New Axel Springer daily takes on Poland's quality press

04-18-2006, 12h11
WARSAW (AFP)

German publishing giant Axel Springer has launched a new daily in its latest foray into the Polish market, a bold venture that has sparked a circulation battle with Poland's biggest quality newspaper.

Targeting young, educated readers, Dziennik (The Daily) aims to take on Gazeta Wyborcza, a centre-left paper which first appeared in 1989 and which has its roots in the Solidarity trade union movement.

Tuesday's first edition of Dziennik, which is modelled on Germany's Welt Kompakt tabloid-format newspaper, had 48 pages and a 16-page sports supplement.

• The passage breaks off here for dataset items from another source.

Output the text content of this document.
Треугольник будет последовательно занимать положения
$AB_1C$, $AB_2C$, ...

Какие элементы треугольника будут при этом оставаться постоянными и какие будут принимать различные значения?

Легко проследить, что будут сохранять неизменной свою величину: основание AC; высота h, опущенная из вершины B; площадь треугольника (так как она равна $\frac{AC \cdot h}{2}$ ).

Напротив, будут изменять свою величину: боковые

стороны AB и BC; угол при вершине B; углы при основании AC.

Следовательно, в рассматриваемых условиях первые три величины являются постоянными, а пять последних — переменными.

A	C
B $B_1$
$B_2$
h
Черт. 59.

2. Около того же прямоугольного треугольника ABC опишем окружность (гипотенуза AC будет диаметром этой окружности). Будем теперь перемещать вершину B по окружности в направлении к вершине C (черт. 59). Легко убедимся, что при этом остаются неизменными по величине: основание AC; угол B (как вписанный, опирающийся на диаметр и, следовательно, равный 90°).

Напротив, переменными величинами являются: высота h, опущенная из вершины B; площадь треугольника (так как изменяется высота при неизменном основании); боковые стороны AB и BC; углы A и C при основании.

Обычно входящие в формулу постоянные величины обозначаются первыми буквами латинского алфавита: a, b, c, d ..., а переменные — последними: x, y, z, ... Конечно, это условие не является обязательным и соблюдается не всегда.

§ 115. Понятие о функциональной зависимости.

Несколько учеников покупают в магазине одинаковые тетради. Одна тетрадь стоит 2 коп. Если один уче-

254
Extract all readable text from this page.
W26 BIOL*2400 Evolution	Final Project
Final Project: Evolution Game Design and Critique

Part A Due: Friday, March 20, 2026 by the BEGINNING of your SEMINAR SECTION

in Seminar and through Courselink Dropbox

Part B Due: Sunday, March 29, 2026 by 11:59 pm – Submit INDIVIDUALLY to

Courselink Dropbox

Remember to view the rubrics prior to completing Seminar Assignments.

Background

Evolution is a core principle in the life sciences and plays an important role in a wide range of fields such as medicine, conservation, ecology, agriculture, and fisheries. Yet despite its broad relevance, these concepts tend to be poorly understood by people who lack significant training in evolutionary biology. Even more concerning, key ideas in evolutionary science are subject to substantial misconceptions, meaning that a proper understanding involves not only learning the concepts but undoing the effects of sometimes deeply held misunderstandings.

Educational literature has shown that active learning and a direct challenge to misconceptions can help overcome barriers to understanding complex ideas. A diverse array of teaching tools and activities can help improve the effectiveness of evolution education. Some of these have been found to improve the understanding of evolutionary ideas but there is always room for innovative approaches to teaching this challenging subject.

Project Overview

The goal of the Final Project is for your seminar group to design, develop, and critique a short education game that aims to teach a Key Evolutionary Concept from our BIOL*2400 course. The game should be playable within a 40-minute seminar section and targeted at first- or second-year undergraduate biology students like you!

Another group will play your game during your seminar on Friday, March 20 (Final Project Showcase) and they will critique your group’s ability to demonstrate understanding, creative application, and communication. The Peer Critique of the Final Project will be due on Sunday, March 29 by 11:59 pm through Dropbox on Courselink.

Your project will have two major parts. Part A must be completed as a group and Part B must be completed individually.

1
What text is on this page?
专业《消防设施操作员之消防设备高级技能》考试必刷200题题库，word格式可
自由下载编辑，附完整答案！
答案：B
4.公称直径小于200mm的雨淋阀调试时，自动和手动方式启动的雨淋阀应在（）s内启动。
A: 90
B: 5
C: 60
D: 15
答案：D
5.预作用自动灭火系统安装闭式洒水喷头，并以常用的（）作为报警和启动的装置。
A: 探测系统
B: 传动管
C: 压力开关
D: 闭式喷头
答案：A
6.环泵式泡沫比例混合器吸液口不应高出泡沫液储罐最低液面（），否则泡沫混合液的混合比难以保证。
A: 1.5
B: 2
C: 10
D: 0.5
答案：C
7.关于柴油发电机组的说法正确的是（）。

The front page was dominated by a photograph of the aftermath of a suicide attack that killed nine people in Tel Aviv and by a report on the expected entry of a populist party into the Polish government.

The paper also carried an interview with Polish Prime Minister Kazimierz Marcinkiewicz on domestic politics and an interview with famous composer Krzysztof Penderecki.

"We have no mission, we do not want to give lessons to anybody ... we are not sympathisers of any party," said the paper's editor in chief Robert Krasowski in an editorial.

"There are, however, several principles that we are going to defend: democracy, liberty, law and order, the market and a pro-Western stance -- and that's all."

The launch of Dziennik was preceded by a huge publicity campaign. "The campaign was clearly designed to reach a very specific target market," the Press magazine, a specialist monthly that reports on the media market, said Tuesday.

"The Polish daily newspaper market is fairly limited," said Wlodzimierz Giller, an analyst for Deutsche Bank.

"The new daily could extend it slightly, but it will mainly snatch away readers from its competitors," Giller told AFP.

Axel Springer has priced Dziennik at 1.5 zlotys (0.38 euros, 0.46 dollars), around half the cost of its principal rivals, Gazeta Wyborcza and the centre-right Rzeczpospolita.

Gazeta Wyborcza quickly responded, on Friday lowering its cover price to the same level as Dziennik. However, shares in Agora, Gazeta Wyborcza's publisher, plunged.

"Shareholders are afraid of losing part of the advertising market. Gazeta Wyborcza currently holds some 40 percent of the advertising market for the written press," said Giller.

Gazeta Wyborcza is the flagship newspaper of Agora, one of Europe's 20 biggest press groups.

Founded by former dissident Adam Michnik in order to support the Solidarity movement during Poland's first semi-democratic elections in June 1989, Gazeta Wyborcza (Electoral Gazette), sold an average of 448,000 copies per day last year.

Rzeczpospolita had a daily circulation of 182,700 in 2005.

Dziennik did not say how many copies it was aiming to sell, but according to Press magazine, Axel Springer has set a target of 150,000 copies a day.

Axel Springer already owns several publications in Poland, mostly women's magazines. The Polish edition of Newsweek also belongs to its stable.

In 2003 Axel Springer successfully launched the Polish tabloid Fakt, largely modelled on the group's German daily Bild.

Fakt last year notched up average daily sales of 519,000.

Since the beginning of this year, all Polish dailies have seen their sales drop by around 10 percent compared to 2005, with the sole exception of Fakt, whose sales rose by 3.7 percent in January and by 1.6 percent in February on an annual comparison.